The main differences between predictive vs traditional expert-based soil mapping are that: (a) the production of maps is based on using state-of-the-art statistical methods to ensure objectivity of maps (including objective uncertainty assessment vs expert judgment), and (b) PSM is driven by automation of the processes so that overall soil data production costs can be reduced and updates of maps implemented without requirements for large investments. R, in that sense, is a logical platform to develop PSM workflows and applications, especially thanks to the vibrant and productive R spatial interest group activities and also thanks to the increasingly professional soil data packages such as, for example: soiltexture, aqp, soilprofile, soilDB and similar.

The book is divided into sections covering theoretical concepts, preparation of covariates, model selection and evaluation, prediction and final practical tips for operational PSM. Most of the chapters contain R code examples that try to illustrate the main processing steps and give practical instructions to developers and applied users.

## Connected publications

Most of methods described in this book are based on the following publications:

Some other relevant publications / books on the subject of Predictive Soil Mapping and Data Science in general include:

Readers are also encouraged to obtain and study the following R books before following some of the more complex exercises in this book:

For the most recent developments in the R-spatial community refer to https://r-spatial.github.io, the R-sig-geo mailing list and/or https://opengeohub.org.

## Contributions

This book is designed to be constantly updated and contributions are always welcome (through pull requests, but also through adding new chapters) provided that some minimum requirements are met.
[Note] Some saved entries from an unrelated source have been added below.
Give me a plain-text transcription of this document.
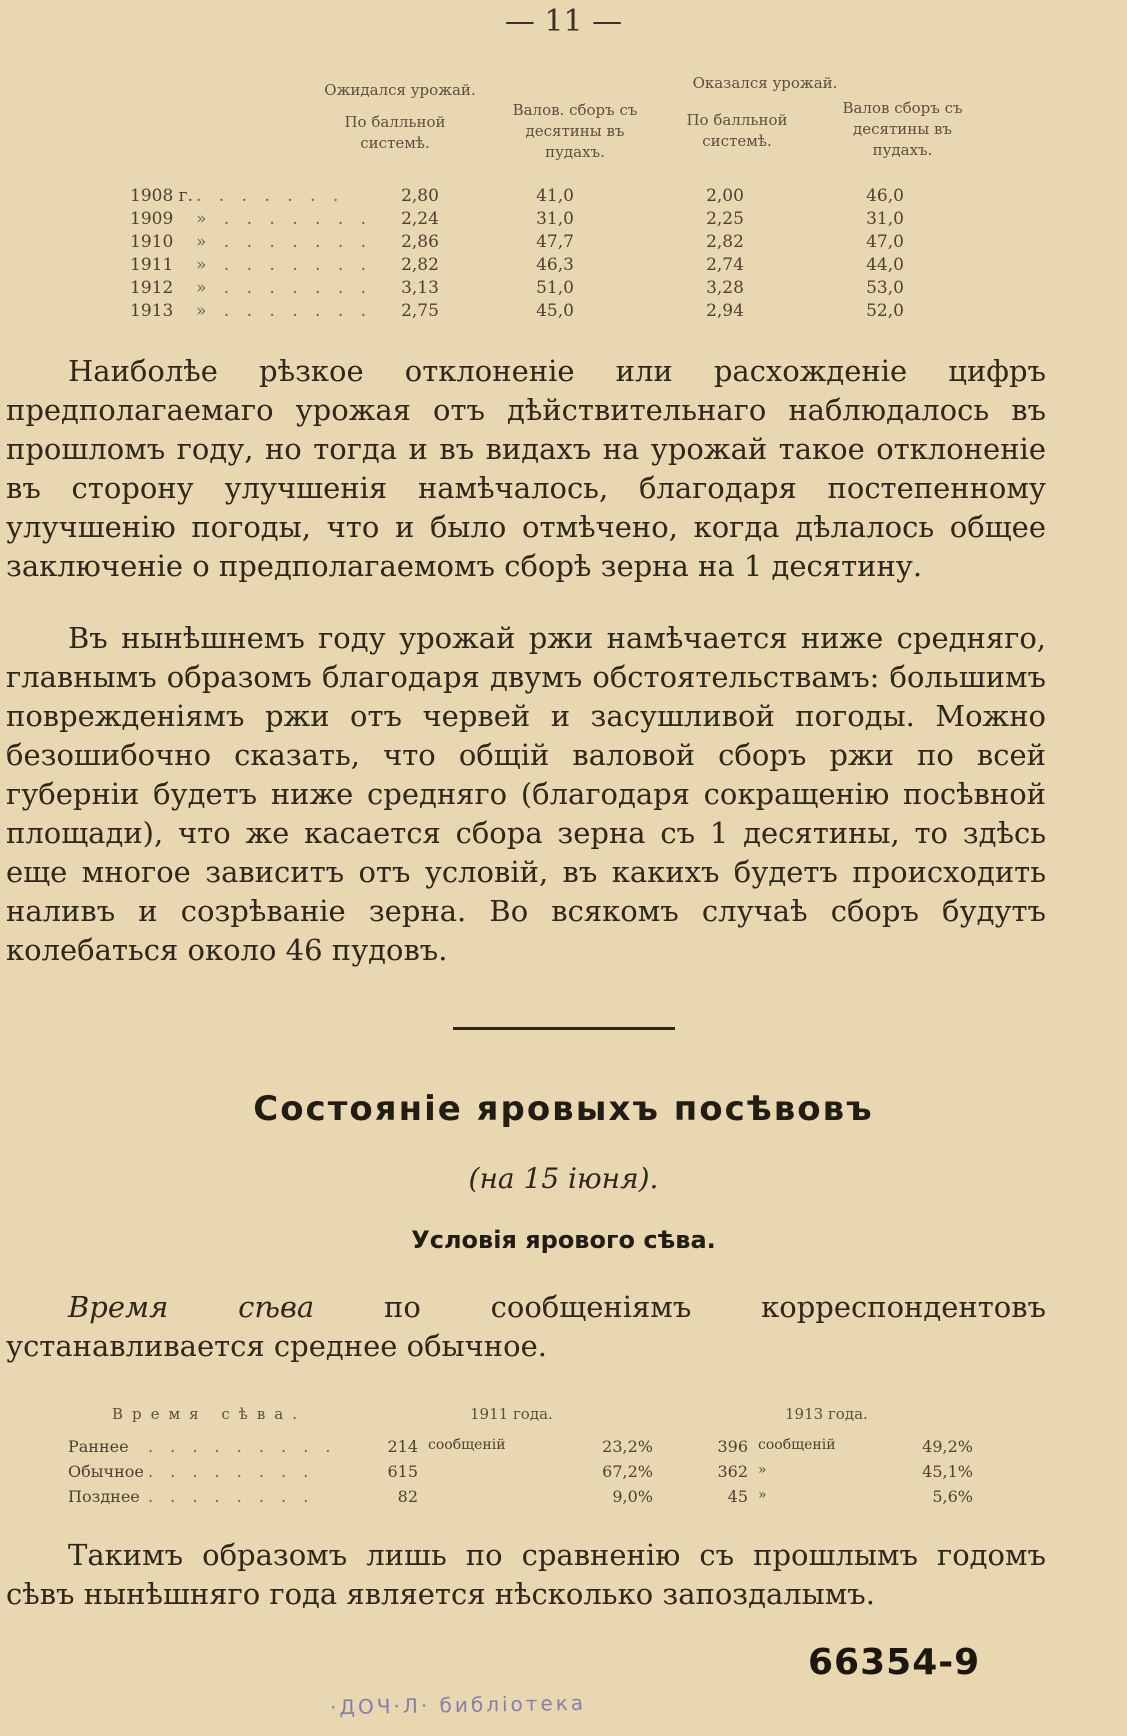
— 11 —
Ожидался урожай.
По балльной системѣ.
Валов. сборъ съ десятины въ пудахъ.
Оказался урожай.
По балльной системѣ.
Валов сборъ съ десятины въ пудахъ.
1908 г. . . . . . . .	2,80	41,0	2,00	46,0
1909 » . . . . . . .	2,24	31,0	2,25	31,0
1910 » . . . . . . .	2,86	47,7	2,82	47,0
1911 » . . . . . . .	2,82	46,3	2,74	44,0
1912 » . . . . . . .	3,13	51,0	3,28	53,0
1913 » . . . . . . .	2,75	45,0	2,94	52,0

Наиболѣе рѣзкое отклоненіе или расхожденіе цифръ предполагаемаго урожая отъ дѣйствительнаго наблюдалось въ прошломъ году, но тогда и въ видахъ на урожай такое отклоненіе въ сторону улучшенія намѣчалось, благодаря постепенному улучшенію погоды, что и было отмѣчено, когда дѣлалось общее заключеніе о предполагаемомъ сборѣ зерна на 1 десятину.

Въ нынѣшнемъ году урожай ржи намѣчается ниже средняго, главнымъ образомъ благодаря двумъ обстоятельствамъ: большимъ поврежденіямъ ржи отъ червей и засушливой погоды. Можно безошибочно сказать, что общій валовой сборъ ржи по всей губерніи будетъ ниже средняго (благодаря сокращенію посѣвной площади), что же касается сбора зерна съ 1 десятины, то здѣсь еще многое зависитъ отъ условій, въ какихъ будетъ происходить наливъ и созрѣваніе зерна. Во всякомъ случаѣ сборъ будутъ колебаться около 46 пудовъ.

Состояніе яровыхъ посѣвовъ
(на 15 іюня).
Условія ярового сѣва.

Время сѣва по сообщеніямъ корреспондентовъ устанавливается среднее обычное.

Время сѣва.	1911 года.	1913 года.
Раннее . . . . . . . . .	214 сообщеній	23,2%	396 сообщеній	49,2%
Обычное . . . . . . . .	615	67,2%	362 »	45,1%
Позднее . . . . . . . .	82	9,0%	45 »	5,6%

Такимъ образомъ лишь по сравненію съ прошлымъ годомъ сѣвъ нынѣшняго года является нѣсколько запоздалымъ.

66354-9
·ДОЧ·Л· библiотека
To contribute a new chapter please contact the editors first. Some minimum requirements to contribute a chapter are:

1. The data needs to be available for the majority of tutorials presented in a chapter. It is best if this is via some R package or web-source.
2. A chapter should ideally focus on implementing some computing in R (it should be written as an R tutorial).
3. All examples should be computationally efficient requiring not more than 30 secs of computing time per process on a single core system.
4. The theoretical basis for methods and interpretation of results should be based on peer-review publications. This book is not intended to report on primary research / experimental results, but only to supplement existing research publications.
5. A chapter should consist of at least 1500 words and at most 3500 words.
6. The topic of the chapter must be closely connected to the theme of soil mapping, soil geographical databases, methods for processing spatial soil data and similar.
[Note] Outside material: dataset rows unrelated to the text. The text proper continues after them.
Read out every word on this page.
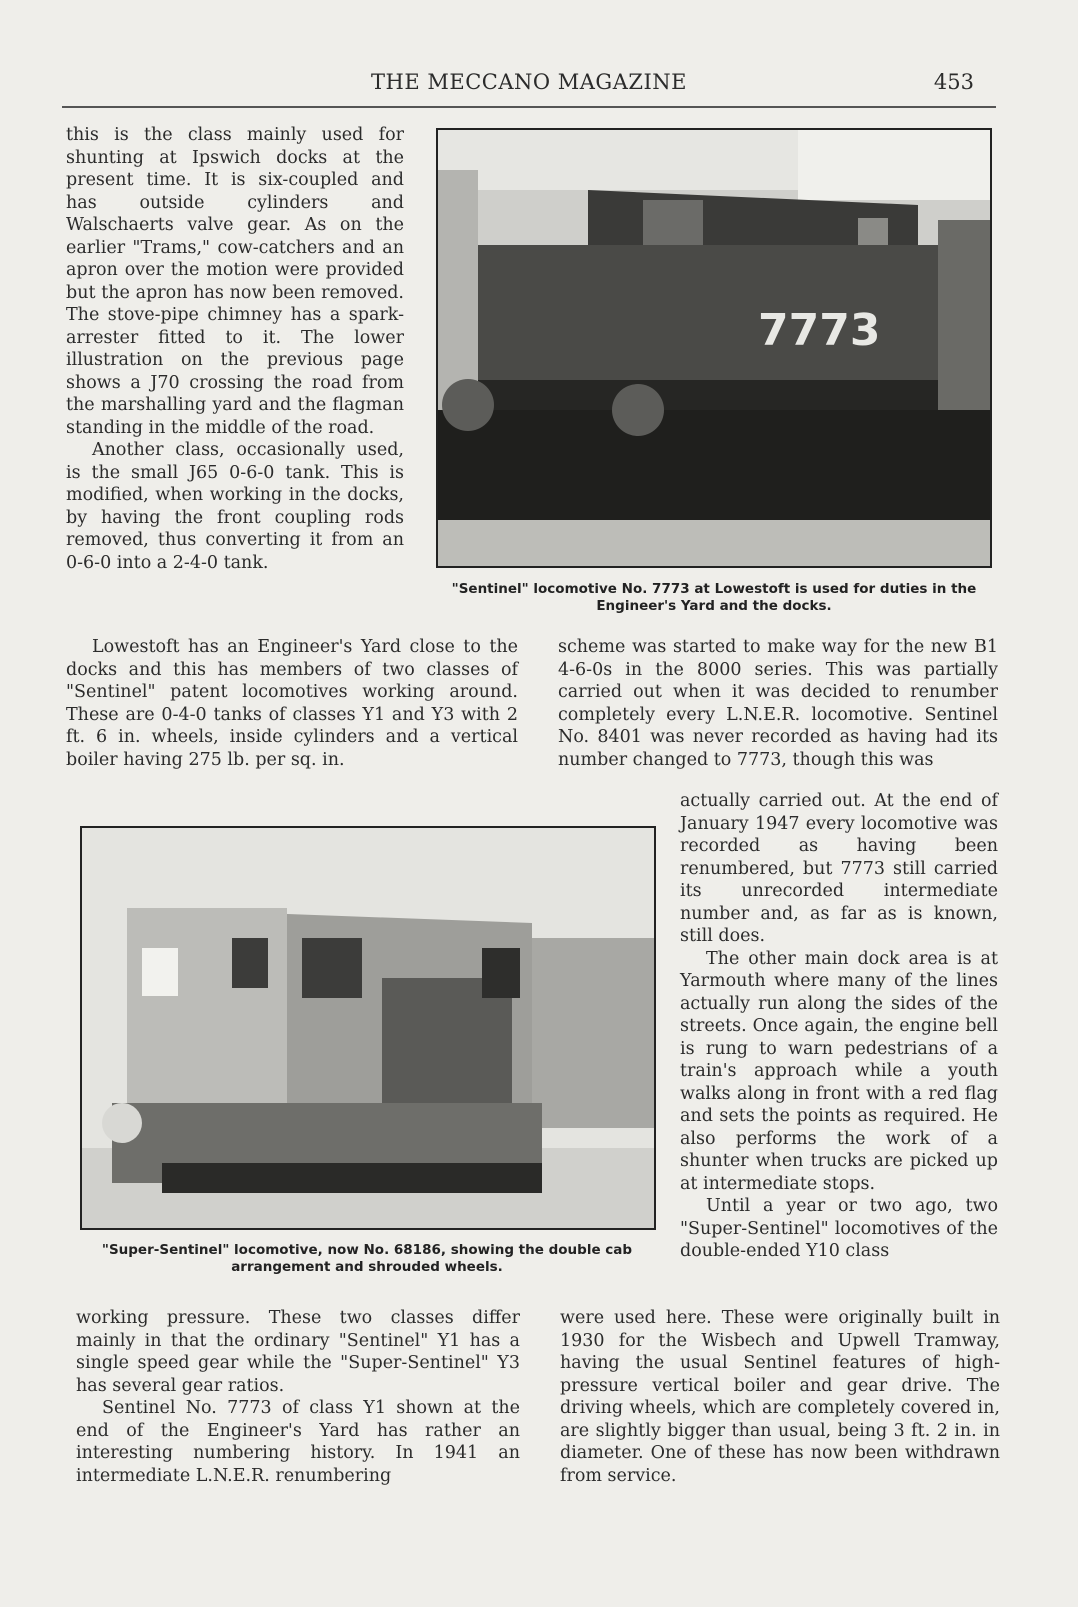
THE MECCANO MAGAZINE	453

this is the class mainly used for shunting at Ipswich docks at the present time. It is six-coupled and has outside cylinders and Walschaerts valve gear. As on the earlier "Trams," cow-catchers and an apron over the motion were provided but the apron has now been removed. The stove-pipe chimney has a spark-arrester fitted to it. The lower illustration on the previous page shows a J70 crossing the road from the marshalling yard and the flagman standing in the middle of the road.

Another class, occasionally used, is the small J65 0-6-0 tank. This is modified, when working in the docks, by having the front coupling rods removed, thus converting it from an 0-6-0 into a 2-4-0 tank.

7773
"Sentinel" locomotive No. 7773 at Lowestoft is used for duties in the Engineer's Yard and the docks.

Lowestoft has an Engineer's Yard close to the docks and this has members of two classes of "Sentinel" patent locomotives working around. These are 0-4-0 tanks of classes Y1 and Y3 with 2 ft. 6 in. wheels, inside cylinders and a vertical boiler having 275 lb. per sq. in.

scheme was started to make way for the new B1 4-6-0s in the 8000 series. This was partially carried out when it was decided to renumber completely every L.N.E.R. locomotive. Sentinel No. 8401 was never recorded as having had its number changed to 7773, though this was

"Super-Sentinel" locomotive, now No. 68186, showing the double cab arrangement and shrouded wheels.

actually carried out. At the end of January 1947 every locomotive was recorded as having been renumbered, but 7773 still carried its unrecorded intermediate number and, as far as is known, still does.

The other main dock area is at Yarmouth where many of the lines actually run along the sides of the streets. Once again, the engine bell is rung to warn pedestrians of a train's approach while a youth walks along in front with a red flag and sets the points as required. He also performs the work of a shunter when trucks are picked up at intermediate stops.

Until a year or two ago, two "Super-Sentinel" locomotives of the double-ended Y10 class

working pressure. These two classes differ mainly in that the ordinary "Sentinel" Y1 has a single speed gear while the "Super-Sentinel" Y3 has several gear ratios.

Sentinel No. 7773 of class Y1 shown at the end of the Engineer's Yard has rather an interesting numbering history. In 1941 an intermediate L.N.E.R. renumbering

were used here. These were originally built in 1930 for the Wisbech and Upwell Tramway, having the usual Sentinel features of high-pressure vertical boiler and gear drive. The driving wheels, which are completely covered in, are slightly bigger than usual, being 3 ft. 2 in. in diameter. One of these has now been withdrawn from service.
In principle, all submitted chapters should follow closely also the five pillars of Wikipedia, especially: Verifiability, Reproducibility, No original research, Neutral point of view, Good faith, No conflict of interest, and No personal attacks.

## Reproducibility

To reproduce the book, you need a recent version of R, and RStudio and up-to-date packages, which can be installed with the following command (which requires devtools):

devtools::install_github("Envirometrix/PSMpkg")

To build the book locally, clone or download the PredictiveSoilMapping repo, load R in root directory (e.g. by opening PredictiveSoilMapping.Rproj in RStudio) and run the following lines:

bookdown::render_book("index.Rmd") # to build the book
browseURL("docs/index.html") # to view it

## Acknowledgements

The authors are grateful for numerous contributions from colleagues around the world, especially for contributions by current and former ISRIC — World Soil Information colleagues and guest researchers: Gerard Heuvelink, Johan Leenaars, Jorge Mendes de Jesus, Wei Shangguan, David G. Rossiter, and many others. The authors are also grateful to Dutch and European citizens for financing ISRIC and Wageningen University, where work on this book was initially started. The authors acknowledge support received from the AfSIS project, which was funded by the Bill and Melinda Gates Foundation (BMGF) and the Alliance for a Green Revolution in Africa (AGRA). Many soil data processing examples in the book are based on R code developed by Dylan Beuadette, Pierre Roudier, Alessandro Samuel Rosa, Marcos E. Angelini, Guillermo Federico Olmedo, Julian Moeys, Brendan Malone, and many other developers. The authors are also grateful to comments and suggestions for improvements to the methods presented in the book by Travis Nauman, Amanda Ramcharan, David G. Rossiter and Julian Moeys.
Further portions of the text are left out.